After the fitting and mods, the pipes and silencers are sent to the polishers for a mirror shine. When finally fitted, they will be finished off with polished stainless exhaust tips and proper exhaust clamps.  N.B. There will be NO rear resonators. They serve no useful purpose beyond taming your thunder. (smile) 

The exhaust clamps shown to the left are common in the USA. The prevent the damage standard clamps cause (warping) and prevent the sniffling leaks common to other clamps. They are also pretty  and inexpensive.

As these last images hint at, the sagas with the chassis and other components have being progressing simultaneously and many parts are finished!! I have missed showing hundreds of small but necessary tasks already but it is time to move on to Stage 3.  

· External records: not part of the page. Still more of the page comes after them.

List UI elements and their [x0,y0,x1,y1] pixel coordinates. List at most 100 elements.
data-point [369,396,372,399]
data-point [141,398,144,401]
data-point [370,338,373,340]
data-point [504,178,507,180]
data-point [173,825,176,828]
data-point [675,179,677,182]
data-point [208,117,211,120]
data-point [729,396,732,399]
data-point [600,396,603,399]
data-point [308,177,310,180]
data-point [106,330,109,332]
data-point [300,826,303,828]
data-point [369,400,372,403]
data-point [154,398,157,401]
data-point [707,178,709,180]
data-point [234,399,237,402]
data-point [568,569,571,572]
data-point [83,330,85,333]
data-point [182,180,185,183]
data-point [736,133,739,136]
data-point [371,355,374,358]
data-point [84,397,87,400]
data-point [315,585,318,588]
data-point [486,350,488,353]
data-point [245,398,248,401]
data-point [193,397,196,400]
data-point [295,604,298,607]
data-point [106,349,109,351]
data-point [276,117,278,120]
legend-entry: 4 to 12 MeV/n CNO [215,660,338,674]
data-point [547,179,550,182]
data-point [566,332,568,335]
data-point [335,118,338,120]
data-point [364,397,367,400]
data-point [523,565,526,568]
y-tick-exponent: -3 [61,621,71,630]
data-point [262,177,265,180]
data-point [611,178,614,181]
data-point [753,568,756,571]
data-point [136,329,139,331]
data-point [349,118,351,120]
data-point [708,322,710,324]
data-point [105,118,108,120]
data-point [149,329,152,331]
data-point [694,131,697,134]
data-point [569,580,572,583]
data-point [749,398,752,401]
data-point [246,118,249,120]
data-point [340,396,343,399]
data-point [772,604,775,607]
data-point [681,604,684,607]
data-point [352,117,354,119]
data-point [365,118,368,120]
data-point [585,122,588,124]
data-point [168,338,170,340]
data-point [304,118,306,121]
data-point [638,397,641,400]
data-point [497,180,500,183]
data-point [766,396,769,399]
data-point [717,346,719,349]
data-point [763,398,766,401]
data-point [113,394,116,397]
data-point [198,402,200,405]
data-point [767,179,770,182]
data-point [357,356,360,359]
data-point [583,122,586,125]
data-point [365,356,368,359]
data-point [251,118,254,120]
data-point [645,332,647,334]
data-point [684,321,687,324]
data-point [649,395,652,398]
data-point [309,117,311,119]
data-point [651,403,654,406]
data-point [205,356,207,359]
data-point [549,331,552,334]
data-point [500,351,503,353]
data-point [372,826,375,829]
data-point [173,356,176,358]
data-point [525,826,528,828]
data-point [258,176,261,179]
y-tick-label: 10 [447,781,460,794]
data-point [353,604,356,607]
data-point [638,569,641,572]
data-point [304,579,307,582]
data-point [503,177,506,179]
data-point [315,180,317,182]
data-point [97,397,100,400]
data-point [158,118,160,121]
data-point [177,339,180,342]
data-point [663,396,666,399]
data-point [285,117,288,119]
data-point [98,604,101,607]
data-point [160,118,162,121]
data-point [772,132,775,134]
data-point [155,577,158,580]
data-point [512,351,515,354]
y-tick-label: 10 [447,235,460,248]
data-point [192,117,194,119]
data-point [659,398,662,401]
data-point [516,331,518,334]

11. The doors are found to be wanting. Poor original sealing has allowed water entry and finally corrosion has created holes. There are a number of solutions, many of the simple, but the very best solution is the most difficult..to re-skin the doors. However, one of the advantages of dealing with a knowledgeable expert is that you can benefit from the fact there is NO learning curve and the "difficult" has long away become familiar and easy for him. 

 

12. The new wings are fit. This is a long nerve-racking task for most....wrapped in long legends of magic hands and mysterious MMC mantras...but not so at Tudor. The job is done quickly. There are some interesting watchpoints however...often overlooked by others.
 

i. The shape of the Superform wings do not marry with the original (mild steel) cowls of the age. Today's cowls (now in alloy) have a mildly different curvature to better fit with the mildly different shape of the Superforms. To be perfect, the old cowl should be cut and reshaped. This is done.

ii. At the rear of the front wings, where they meet the rear wings, a space is formed between the two at the Factory as the front wings are cut straight where the rear wings are curving back. As all Morgan owners know, the space created is open to road debris and the paint is quickly ground off. Rather than finishing the wings thusly, we work harder than they and cut a curve to the front wings to match the curvature of the rear wings and close the space. The result is both aesthetically pleasing and effective. The little mod has allowed this Morgan's rear wing paint to remain whole.

iii. I like fog lamps. I also prefer to put them on the wings rather than hanging them on bumpers or badge bars. Normally, the weaker alloy wings require some stiffening to take the lamps without cracking the wings. An advantage of Superforms is their hardness. Coupled with plinths to spread the load, there is no need for an extra stiffening plate.